Second, we propose an unsupervised solution to the model tuning problem, which uses only smart meter data to learn the behaviour of the specific appliances in a given house-hold. Our approach uses general appliance models to extract appliance signatures from a household’s smart meter data, which are then used to refine the general appliance models. We evaluate the benefit of this process using the Reference Energy Disaggregation Data set, and show that the tuned appliance models more accurately represent the energy consumption behaviour of a given household’s appliances compared to when general appliance models are used, and furthermore that such general models can per- form comparably to when sub-metered data is used for model training. We also show that our tuning approach outperforms the current state of the art, which uses a factorial hidden Markov model to tune the general appliance models.

Third, we apply both of these approaches to infer the energy efficiency of refrigerators and freezers in a data set of 117 households. We evaluate the accuracy of our approach, and show that it is able to successfully infer the energy efficiency of combined fridge freezers. We then propose an extension to our model tuning process using factorial hidden semi-Markov models to model households with a separate fridge and freezer. Finally, we show that through this extension our approach is able to simultaneously tune the appliance models of both appliances.

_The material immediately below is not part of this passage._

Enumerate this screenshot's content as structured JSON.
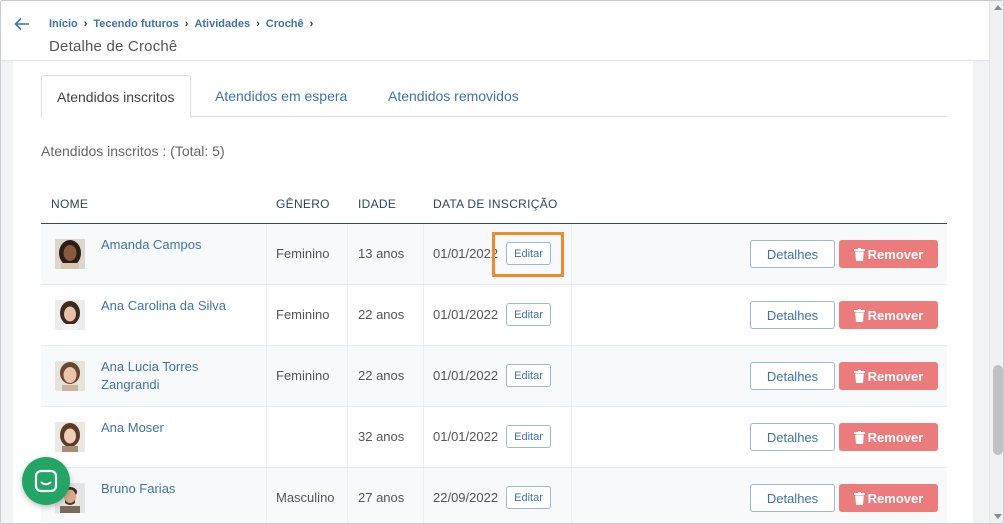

The above contributions provide a solution which satisfies the requirements of a NIALM training method which is both unsupervised (no manual interaction required during training) and uses only smart meter data (no installation of additional hardware is required). When combined, the contributions presented in this thesis represent an advancement in the state of the art in the field of non-intrusive appliance load monitoring, and a step towards increasing the efficiency of energy consumption within households.

Tuesday 8 April 2014

International WikiEnergy Data Conference 2014

The WikiEnergy Data Conference has just been announced, and will be co-hosted by Carnegie Mellon University and Pecan Street Research Institute. The conference will feature presentations from computer science, public policy, and engineering graduate students selected as finalists for the Pike Powers energy research fellowship.

Some important information:

  • When: 4-5 June 2014
  • Austin, TX, USA
  • Objective: To convene the WikiEnergy researcher community, highlighting the results of research conducted by graduate students selected as finalists for the Pike Powers Energy Research Fellowship.
The first day of the workshop will be dedicated to the Pike Powers Fellowships, while the second day is scheduled as an industry day. Attendance is free, although attendees should  register via the conference website. The workshop will also be co-located with the NILM 2014 workshop on 3 June.